3.5.11. Итак, он противоречит самому себе, когда далее пишет: «И то самое естественное убеждение, соответственно которому мы говорим, что сказанное (будь то угрозы или брань) не “спустилось” настолько, чтобы дойти до человека, задеть его и привести в смущение, – то же самое убеждение позволяет нам называть некоторых людей “глубокими”, поскольку ни одно из таких воздействий, “спускаясь”, не достигает их»[291].
3.5.12. Итак, сам Хрисипп свидетельствует, что при угрозах и брани говорится, что «сказанное не спускается в грудь».
3.5.13. Тем не менее он вставил в свое рассуждение слово «разумение» там, где следует сказать «гнев»; ведь рассуждать, постигать сказанное, распознавать противоречащее и согласующееся – дело разумной силы; а не раздражаться и не сердиться при брани и угрозах – характерная особенность яростной части души.
3.5.14. Но это Хрисипп говорит в следующем отрывке, а между только что приведенным рассуждением и тем, которое я привел раньше, а именно о женщинах, есть другое рассуждение, которое я приведу теперь для того, чтобы вообще ничто не казалось обойденным молчанием.
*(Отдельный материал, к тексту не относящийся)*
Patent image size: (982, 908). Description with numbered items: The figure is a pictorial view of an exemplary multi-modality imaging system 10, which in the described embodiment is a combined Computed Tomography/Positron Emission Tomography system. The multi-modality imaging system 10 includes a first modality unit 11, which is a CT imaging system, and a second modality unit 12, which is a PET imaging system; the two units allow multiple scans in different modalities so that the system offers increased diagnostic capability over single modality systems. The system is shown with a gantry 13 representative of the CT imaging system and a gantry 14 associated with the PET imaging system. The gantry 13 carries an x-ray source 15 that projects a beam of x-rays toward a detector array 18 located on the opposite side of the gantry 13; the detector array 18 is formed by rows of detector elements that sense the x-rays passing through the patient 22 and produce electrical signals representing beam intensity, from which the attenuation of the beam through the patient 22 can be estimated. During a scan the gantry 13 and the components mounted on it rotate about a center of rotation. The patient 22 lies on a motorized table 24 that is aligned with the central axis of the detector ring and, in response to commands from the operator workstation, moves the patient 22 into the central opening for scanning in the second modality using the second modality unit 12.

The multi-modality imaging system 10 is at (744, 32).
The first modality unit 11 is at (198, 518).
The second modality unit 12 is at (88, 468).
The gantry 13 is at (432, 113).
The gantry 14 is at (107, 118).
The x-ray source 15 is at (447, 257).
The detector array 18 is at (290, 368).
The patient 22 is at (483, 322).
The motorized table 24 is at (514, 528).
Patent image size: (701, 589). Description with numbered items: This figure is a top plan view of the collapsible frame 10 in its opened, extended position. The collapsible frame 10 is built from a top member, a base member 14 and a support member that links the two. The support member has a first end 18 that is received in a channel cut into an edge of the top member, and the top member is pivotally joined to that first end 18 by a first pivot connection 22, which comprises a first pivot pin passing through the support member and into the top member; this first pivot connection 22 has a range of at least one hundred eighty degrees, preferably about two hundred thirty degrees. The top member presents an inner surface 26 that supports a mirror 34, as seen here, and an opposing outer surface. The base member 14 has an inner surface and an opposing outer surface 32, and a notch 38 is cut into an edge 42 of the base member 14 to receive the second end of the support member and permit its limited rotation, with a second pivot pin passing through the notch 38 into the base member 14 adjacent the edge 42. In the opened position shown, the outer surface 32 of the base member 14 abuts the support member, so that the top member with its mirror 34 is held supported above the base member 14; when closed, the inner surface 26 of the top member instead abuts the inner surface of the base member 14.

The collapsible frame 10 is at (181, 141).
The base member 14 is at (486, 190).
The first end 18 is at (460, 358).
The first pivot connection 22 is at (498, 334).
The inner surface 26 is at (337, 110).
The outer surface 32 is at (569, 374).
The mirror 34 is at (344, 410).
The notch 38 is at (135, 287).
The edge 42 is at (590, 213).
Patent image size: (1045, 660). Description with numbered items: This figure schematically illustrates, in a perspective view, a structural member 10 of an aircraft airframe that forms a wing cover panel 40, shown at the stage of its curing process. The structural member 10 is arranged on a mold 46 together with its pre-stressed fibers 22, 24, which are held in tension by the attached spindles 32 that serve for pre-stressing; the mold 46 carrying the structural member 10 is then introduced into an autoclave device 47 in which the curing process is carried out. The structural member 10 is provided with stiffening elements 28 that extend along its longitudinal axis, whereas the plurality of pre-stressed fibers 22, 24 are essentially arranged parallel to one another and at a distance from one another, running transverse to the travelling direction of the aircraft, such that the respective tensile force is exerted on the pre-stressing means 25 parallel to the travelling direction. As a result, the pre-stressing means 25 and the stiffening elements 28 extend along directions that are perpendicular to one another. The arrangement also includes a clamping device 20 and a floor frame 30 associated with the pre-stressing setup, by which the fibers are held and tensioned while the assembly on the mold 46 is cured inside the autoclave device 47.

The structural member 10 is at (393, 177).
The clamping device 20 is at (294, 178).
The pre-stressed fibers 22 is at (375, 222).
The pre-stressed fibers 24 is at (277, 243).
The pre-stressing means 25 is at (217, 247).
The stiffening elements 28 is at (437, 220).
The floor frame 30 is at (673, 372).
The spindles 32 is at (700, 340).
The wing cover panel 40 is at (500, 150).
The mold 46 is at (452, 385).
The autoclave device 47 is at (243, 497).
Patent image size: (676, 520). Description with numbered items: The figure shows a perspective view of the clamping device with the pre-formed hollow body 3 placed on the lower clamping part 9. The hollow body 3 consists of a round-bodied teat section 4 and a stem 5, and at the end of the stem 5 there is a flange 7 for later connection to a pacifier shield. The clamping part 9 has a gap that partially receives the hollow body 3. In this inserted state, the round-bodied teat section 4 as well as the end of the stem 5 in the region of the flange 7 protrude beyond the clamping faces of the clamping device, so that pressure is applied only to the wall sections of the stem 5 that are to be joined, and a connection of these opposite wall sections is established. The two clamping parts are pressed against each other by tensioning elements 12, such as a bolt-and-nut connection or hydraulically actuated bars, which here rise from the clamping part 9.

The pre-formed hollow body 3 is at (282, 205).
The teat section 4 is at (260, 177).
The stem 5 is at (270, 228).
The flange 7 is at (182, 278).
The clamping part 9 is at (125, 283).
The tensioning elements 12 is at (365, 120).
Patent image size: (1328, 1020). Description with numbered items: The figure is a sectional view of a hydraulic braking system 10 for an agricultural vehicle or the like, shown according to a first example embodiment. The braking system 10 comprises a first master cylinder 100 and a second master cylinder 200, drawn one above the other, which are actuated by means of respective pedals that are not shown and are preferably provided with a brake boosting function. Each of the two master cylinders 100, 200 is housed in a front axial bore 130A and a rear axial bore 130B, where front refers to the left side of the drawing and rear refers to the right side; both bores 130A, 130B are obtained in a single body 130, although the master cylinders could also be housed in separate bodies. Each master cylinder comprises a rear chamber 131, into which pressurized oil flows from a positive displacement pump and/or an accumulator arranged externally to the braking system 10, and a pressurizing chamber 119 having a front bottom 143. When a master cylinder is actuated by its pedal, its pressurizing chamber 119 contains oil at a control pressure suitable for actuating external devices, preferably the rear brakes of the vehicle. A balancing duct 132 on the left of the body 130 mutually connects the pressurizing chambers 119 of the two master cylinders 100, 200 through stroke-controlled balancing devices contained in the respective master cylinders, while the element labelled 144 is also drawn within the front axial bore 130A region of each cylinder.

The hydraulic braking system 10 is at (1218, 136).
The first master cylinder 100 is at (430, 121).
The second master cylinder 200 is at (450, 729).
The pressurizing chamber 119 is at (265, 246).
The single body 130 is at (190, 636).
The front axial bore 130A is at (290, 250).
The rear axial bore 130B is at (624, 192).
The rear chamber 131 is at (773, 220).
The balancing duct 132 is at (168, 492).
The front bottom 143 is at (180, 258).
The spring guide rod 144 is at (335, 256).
3.5.15. Вот оно: «Соответственно этому естественному убеждению мы говорим, что некоторые “извергают” свои переживания, а еще· называем человека “глубоким”, и многие выражения такого рода употребляются соответственно тому естественному убеждению, о котором говорилось выше. Таким образом, когда “проглатывают”, скажем, высказывание “стоит день”, затем доводят его до ума, а потом заявляют, что “день не стоит” (хотя положение вещей не меняется), – в этом случае “извергают” вполне удобное и уместное слово»[292].
3.5.16. Я, со своей стороны, не слышал, чтобы кто-то говорил «извергать», но предпочитают говорить «выплевывать», «сплевывать», «сбрасывать», «отбрасывать» и «устраняться», когда имеют в виду, что кто-то отказался от дурных мнений.
3.5.17. Если же в этом значении употребляют слово «изрыгать», то это то же самое, что «выплевывать» и «отбрасывать», то есть это выражение синонимично другим метафорическим выражениям.
3.5.18. То же, что такими аргументами не стоит пользоваться не только философу, но даже ритору, было показано мной ранее в этом труде. Это и теперь можно показать посредством краткого пересказа риторических произведений, которые пишутся, чтобы научить нас топосам, используемым при аргументации по любой теме.
3.5.19. В этих книгах не упоминается ни один из тех аргументов, которыми Хрисипп наполнил свои сочинения.